Una mappa ragionata e aggiornata sullo stato dell’economia “verde” in Italia e sui 100 lavori del futuro - dalla A dell’account esperto in marketing ambientale alla Z dello zoonomo sostenibile -, quelli che sapranno produrre beni, servizi e capitali, rispettando le risorse naturali. La firmano, per Edizioni Ambiente, il giornalista Marco Gisotti e la conduttrice di “Pianeta Mare” Tessa Gelisio. Nelle quattrocento pagine esatte della “Guida ai green jobs” (euro 16), questo il titolo del lavoro frutto di un anno di ricerche seguito da “tre mesi intensissimi di scrittura tra caffè e nottate al computer”, vengono presentate scheda per scheda, con tanto di percorsi formativi e opportunità occupazionali, le professioni sbocciate con quella rivoluzione verde teorizzata fra i primi da Jeremy Rifkin e rilanciata poi da Obama. Una rivoluzione che sta ridisegnando, anche in Italia, i modi di progettare, consumare, produrre e smaltire di ogni settore dell’economia, dall’agricoltura al mercato energetico, dai trasporti alla finanza, fino l’edilizia, il marketing e la gestione dei rifiuti.
“Ho iniziato a occuparmi di lavori verdi nel 2004, quando neanche sapevo se esistessero davvero - dice Marco Gisotti, da 12 anni direttore del magazine Modus vivendi e del suo inserto Ecolavoro -. Invece già allora ho scoperto che c’era tutto un universo da raccontare, che ha continuato a crescere anche se pochi ancora oggi lo conoscono davvero. Per questo abbiamo voluto realizzare un libro che fosse divulgativo, con approfondimenti e schede di facile lettura”.

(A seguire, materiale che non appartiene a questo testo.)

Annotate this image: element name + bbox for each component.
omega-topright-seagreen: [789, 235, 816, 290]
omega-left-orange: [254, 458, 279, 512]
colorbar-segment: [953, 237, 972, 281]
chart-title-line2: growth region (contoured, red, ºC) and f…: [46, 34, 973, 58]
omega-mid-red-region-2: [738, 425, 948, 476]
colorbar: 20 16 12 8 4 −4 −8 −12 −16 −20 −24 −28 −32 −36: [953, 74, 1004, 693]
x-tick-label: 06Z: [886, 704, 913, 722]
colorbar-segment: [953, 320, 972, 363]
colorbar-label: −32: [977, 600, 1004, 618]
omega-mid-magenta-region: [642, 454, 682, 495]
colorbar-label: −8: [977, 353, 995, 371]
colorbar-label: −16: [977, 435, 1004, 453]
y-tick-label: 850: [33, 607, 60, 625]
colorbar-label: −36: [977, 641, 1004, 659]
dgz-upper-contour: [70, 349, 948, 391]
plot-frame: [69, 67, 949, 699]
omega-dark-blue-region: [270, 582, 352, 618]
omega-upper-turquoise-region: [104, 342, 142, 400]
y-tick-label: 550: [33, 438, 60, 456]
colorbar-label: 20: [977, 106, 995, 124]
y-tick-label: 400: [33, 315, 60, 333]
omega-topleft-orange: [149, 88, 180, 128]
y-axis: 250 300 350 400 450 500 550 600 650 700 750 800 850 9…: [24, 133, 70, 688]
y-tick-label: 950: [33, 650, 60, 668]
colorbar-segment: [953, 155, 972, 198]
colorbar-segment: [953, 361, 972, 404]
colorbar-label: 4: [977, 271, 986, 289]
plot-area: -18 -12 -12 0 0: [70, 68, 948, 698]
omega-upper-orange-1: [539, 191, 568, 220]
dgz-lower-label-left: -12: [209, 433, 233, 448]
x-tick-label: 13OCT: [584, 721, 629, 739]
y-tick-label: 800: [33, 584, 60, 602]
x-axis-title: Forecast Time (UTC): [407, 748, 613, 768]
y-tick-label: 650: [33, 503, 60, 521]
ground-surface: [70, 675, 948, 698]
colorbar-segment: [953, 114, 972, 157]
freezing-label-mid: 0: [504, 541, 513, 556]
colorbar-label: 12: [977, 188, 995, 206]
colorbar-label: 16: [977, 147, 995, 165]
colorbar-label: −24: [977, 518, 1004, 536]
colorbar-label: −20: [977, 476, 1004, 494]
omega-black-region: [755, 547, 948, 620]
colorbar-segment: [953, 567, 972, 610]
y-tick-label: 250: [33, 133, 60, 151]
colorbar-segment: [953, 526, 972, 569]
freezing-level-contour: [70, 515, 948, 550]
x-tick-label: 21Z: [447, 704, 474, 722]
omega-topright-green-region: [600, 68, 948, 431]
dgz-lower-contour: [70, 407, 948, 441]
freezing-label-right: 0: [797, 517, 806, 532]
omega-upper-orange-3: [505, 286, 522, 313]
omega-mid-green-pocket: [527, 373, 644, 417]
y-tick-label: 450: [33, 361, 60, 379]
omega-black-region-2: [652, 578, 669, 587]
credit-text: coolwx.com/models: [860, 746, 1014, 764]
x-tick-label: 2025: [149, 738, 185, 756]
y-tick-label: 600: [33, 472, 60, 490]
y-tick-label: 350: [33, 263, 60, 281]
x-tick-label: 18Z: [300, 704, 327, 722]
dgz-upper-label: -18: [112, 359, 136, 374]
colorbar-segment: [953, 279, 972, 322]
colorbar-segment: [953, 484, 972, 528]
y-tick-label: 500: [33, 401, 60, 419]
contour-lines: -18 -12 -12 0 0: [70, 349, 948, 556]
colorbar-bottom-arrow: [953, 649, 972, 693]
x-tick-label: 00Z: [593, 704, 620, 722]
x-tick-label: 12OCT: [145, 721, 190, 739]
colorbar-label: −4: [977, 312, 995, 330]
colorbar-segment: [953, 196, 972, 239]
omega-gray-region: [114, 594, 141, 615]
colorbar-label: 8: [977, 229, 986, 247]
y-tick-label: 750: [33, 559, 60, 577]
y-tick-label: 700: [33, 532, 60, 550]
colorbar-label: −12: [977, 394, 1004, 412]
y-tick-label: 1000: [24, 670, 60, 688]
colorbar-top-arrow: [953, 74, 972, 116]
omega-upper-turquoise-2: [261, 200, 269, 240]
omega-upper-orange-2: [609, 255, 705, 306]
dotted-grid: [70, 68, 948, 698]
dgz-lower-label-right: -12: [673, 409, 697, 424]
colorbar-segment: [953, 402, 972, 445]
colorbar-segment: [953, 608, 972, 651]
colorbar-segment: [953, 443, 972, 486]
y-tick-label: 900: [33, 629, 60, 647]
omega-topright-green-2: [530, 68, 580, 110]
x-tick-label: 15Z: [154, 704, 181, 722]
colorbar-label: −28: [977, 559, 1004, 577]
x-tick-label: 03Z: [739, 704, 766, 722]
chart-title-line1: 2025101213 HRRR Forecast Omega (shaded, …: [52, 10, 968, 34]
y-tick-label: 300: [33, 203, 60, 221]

Le attese e gli operatori.
Subito nelle prime pagine della guida, un dato che è bene evidenziare: i green job impiegano oggi tra gli 850 e i 950 mila italiani, che nei prossimi dieci anni possono salire - “e sono stime per difetto” precisa Gisotti - a un milione e mezzo di lavoratori. A patto, però, che ognuno faccia la sua parte. “La politica dovrebbe essere più veloce - dice Gisotti -. Per esempio, uno dei dati più critici per l’installazione dei nuovi impianti energetici sono i tempi di autorizzazione delle amministrazioni, non è possibile che esistano regolamenti diversi da regione a regione”. Anche l’università e tutto il sistema formativo potrebbe fare di più. Come? Innanzitutto, attivando dei percorsi di accompagnamento “per indirizzare gli studenti delle superiori verso le facoltà che assicurano maggiori sbocchi professionali”.
Rinnovabili, auto e chimica verde. E quali sono allora i settori su cui puntare la propria formazione, universitaria e professionale? “Il settore delle rinnovabili è quello che ha avuto la maggiore crescita negli ultimi due anni - continua -. Quello delle automobili è altrettanto eclatante, la Chrysler è venuta in Italia non a caso, ma perché le nostre auto sono quelle che consumano di meno. Ma le sorprese maggiori arriveranno dal settore della chimica verde, che è in continua evoluzione per prodotti e processi produttivi. La chimica non viene però mai citata, tanto che i giovani scappano dalle facoltà scientifiche e le imprese hanno difficoltà nell’assumere”.